In another major victory for the Commodity Futures Trading Commission (CFTC), a federal appeals court in Washington, DC, Thursday upheld a lower court’s decision that found the agency did not act illegally in promulgating the Dodd-Frank regulations.

The Investment Company Institute and the U.S. Chamber of Commerce brought the action against the CFTC, arguing that the adopted Dodd-Frank regulations applying to derivatives trading were unlawfully adopted and invalid. The two groups sought to vacate and set aside the regulations, and to enjoin their enforcement.

The U.S. District Court for the District of Columbia “granted summary judgment in favor of the Commission. Because we agree with the district court that the Commission did not act unlawfully in promulgating the regulations, we affirm,” ruled the U.S. Court of Appeals for the District of Columbia Circuit.

Specifically, the two groups challenged a rule that would subject registered investment companies (RIC) engaged in derivatives trading to many of the Dodd-Frank requirements, such as reporting, record-keeping and investor disclosures. Prior to 2003, RICs engaged in very little derivatives trading activities, but that has since changed, according to the CFTC.

“Given this changed circumstance, and Dodd-Frank’s ‘more robust mandate to manage systemic risk and to ensure safe trading practices by entities involved in the derivatives markets,’ CFTC considered it necessary to narrow the exclusions from its derivatives regulation. Following this rule change, RICs that do not satisfy the exclusion requirements [for example, use commodity futures or commodity options contracts solely for bona fide hedging] must register with the CFTC,” the agency said.

It is the agency’s latest legal victory with respect to its Dodd-Frank regulation of the $300 trillion over-the-counter (OTC) derivatives market.
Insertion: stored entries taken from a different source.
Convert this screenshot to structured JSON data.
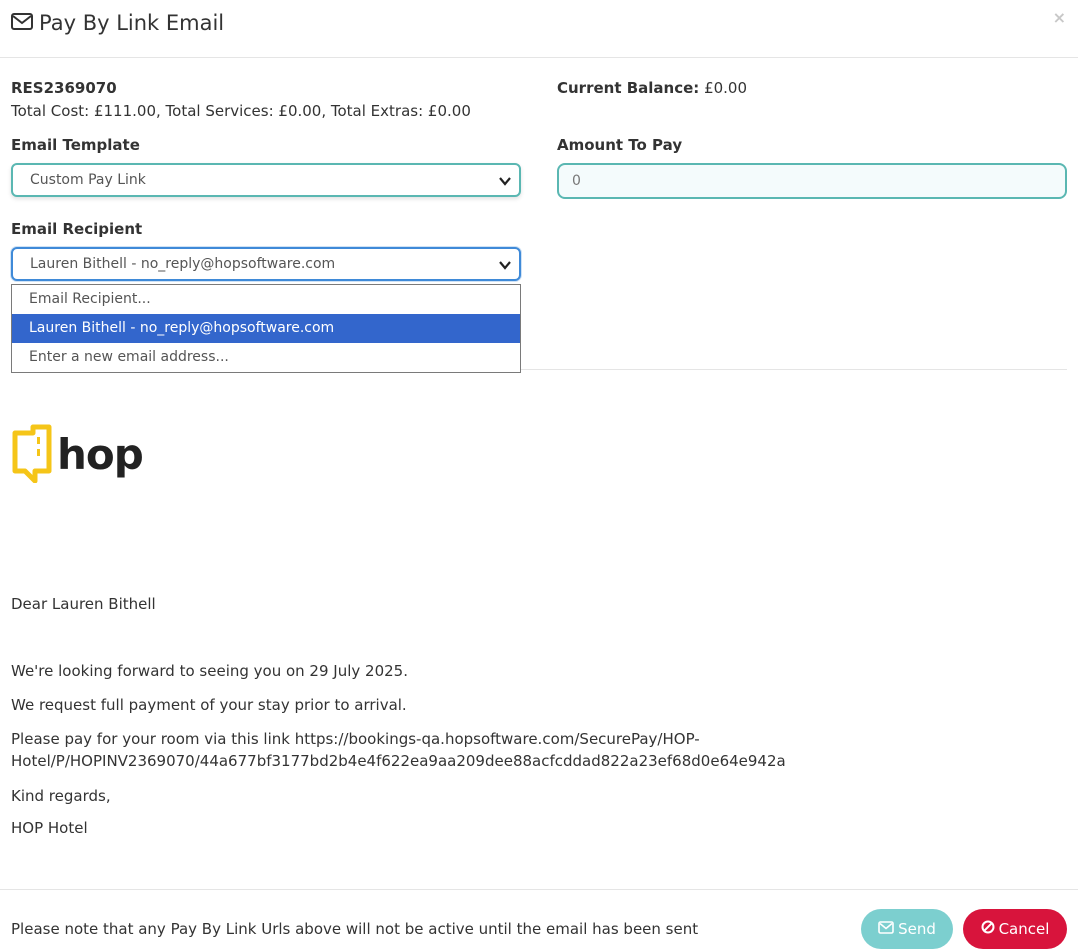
{
  "modal": {
    "title": "Pay By Link Email",
    "close_label": "×"
  },
  "reservation": {
    "ref": "RES2369070",
    "totals": "Total Cost: £111.00, Total Services: £0.00, Total Extras: £0.00",
    "balance_label": "Current Balance:",
    "balance_value": "£0.00"
  },
  "form": {
    "template_label": "Email Template",
    "template_value": "Custom Pay Link",
    "amount_label": "Amount To Pay",
    "amount_value": "0",
    "recipient_label": "Email Recipient",
    "recipient_value": "Lauren Bithell - no_reply@hopsoftware.com",
    "recipient_options": [
      "Email Recipient...",
      "Lauren Bithell - no_reply@hopsoftware.com",
      "Enter a new email address..."
    ],
    "recipient_selected_index": 1
  },
  "preview": {
    "logo_text": "hop",
    "greeting": "Dear Lauren Bithell",
    "line1": "We're looking forward to seeing you on 29 July 2025.",
    "line2": "We request full payment of your stay prior to arrival.",
    "line3a": "Please pay for your room via this link https://bookings-qa.hopsoftware.com/SecurePay/HOP-",
    "line3b": "Hotel/P/HOPINV2369070/44a677bf3177bd2b4e4f622ea9aa209dee88acfcddad822a23ef68d0e64e942a",
    "signoff": "Kind regards,",
    "signature": "HOP Hotel"
  },
  "footer": {
    "note": "Please note that any Pay By Link Urls above will not be active until the email has been sent",
    "send_label": "Send",
    "cancel_label": "Cancel"
  },
  "colors": {
    "teal": "#5ab7b2",
    "send_bg": "#7ccfcf",
    "cancel_bg": "#d8143c",
    "selected_bg": "#3366cc",
    "logo_yellow": "#f5c518"
  },
  "icons": [
    "envelope-icon",
    "close-icon",
    "chevron-down-icon",
    "hop-logo-icon",
    "ban-icon"
  ]
}
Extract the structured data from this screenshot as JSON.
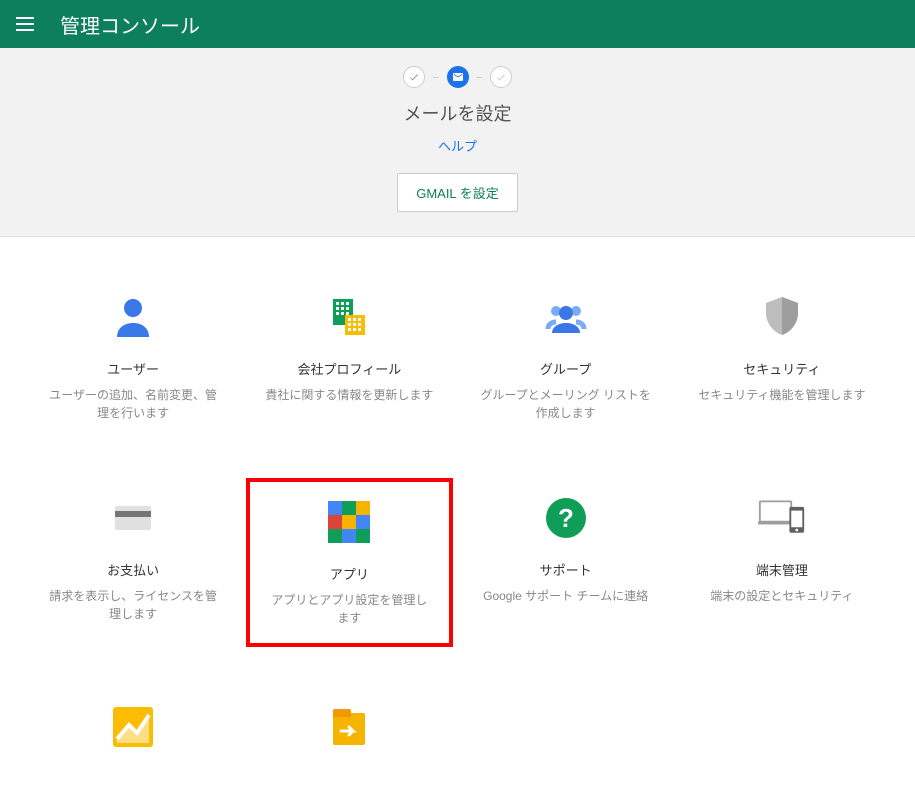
{
  "header": {
    "title": "管理コンソール"
  },
  "banner": {
    "title": "メールを設定",
    "help_label": "ヘルプ",
    "button_label": "GMAIL を設定"
  },
  "tiles": [
    {
      "title": "ユーザー",
      "desc": "ユーザーの追加、名前変更、管理を行います"
    },
    {
      "title": "会社プロフィール",
      "desc": "貴社に関する情報を更新します"
    },
    {
      "title": "グループ",
      "desc": "グループとメーリング リストを作成します"
    },
    {
      "title": "セキュリティ",
      "desc": "セキュリティ機能を管理します"
    },
    {
      "title": "お支払い",
      "desc": "請求を表示し、ライセンスを管理します"
    },
    {
      "title": "アプリ",
      "desc": "アプリとアプリ設定を管理します"
    },
    {
      "title": "サポート",
      "desc": "Google サポート チームに連絡"
    },
    {
      "title": "端末管理",
      "desc": "端末の設定とセキュリティ"
    },
    {
      "title": "",
      "desc": ""
    },
    {
      "title": "",
      "desc": ""
    }
  ]
}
Earlier this month, U.S. District Judge Beryl A. Howell in Washington denied Bloomberg LP’s request for a preliminary injunction of the challenged regulations, saying that Bloomberg “lacks standing to challenge the Commission’s regulation and has not made a showing of imminent and irreparable harm sufficient to warrant the extraordinary relief of a preliminary injunction” (see Daily GPI, June 11).

The Dodd-Frank rules have been the target of a number of lawsuits. Last fall, the U.S. Court of Appeals for the District of Columbia Circuit rejected the agency’s initial rule on speculative trading, saying that Dodd-Frank “clearly and unambiguously” requires the CFTC to make a finding of necessity prior to imposing position limits. The International Swaps and Derivatives Association and the Securities Industry and Financial Markets Association challenged the rule. It was remanded to the Commission for further consideration (see Daily GPI, Oct. 1, 2012). The agency has appealed the court decision and is said to be working on a new rule (see Daily GPI, May 2).

The CFTC rules are aimed at moving a significant portion of OTC trading activity to swap execution facilities to comply with Dodd-Frank, which was signed into federal law in 2010 (see Daily GPI, July 22, 2010). The legislation also requires swaps to be reported to trade repositories and centrally cleared. The OTC derivatives market, which lacked regulatory oversight, “contributed significantly” to the global financial crisis in 2008.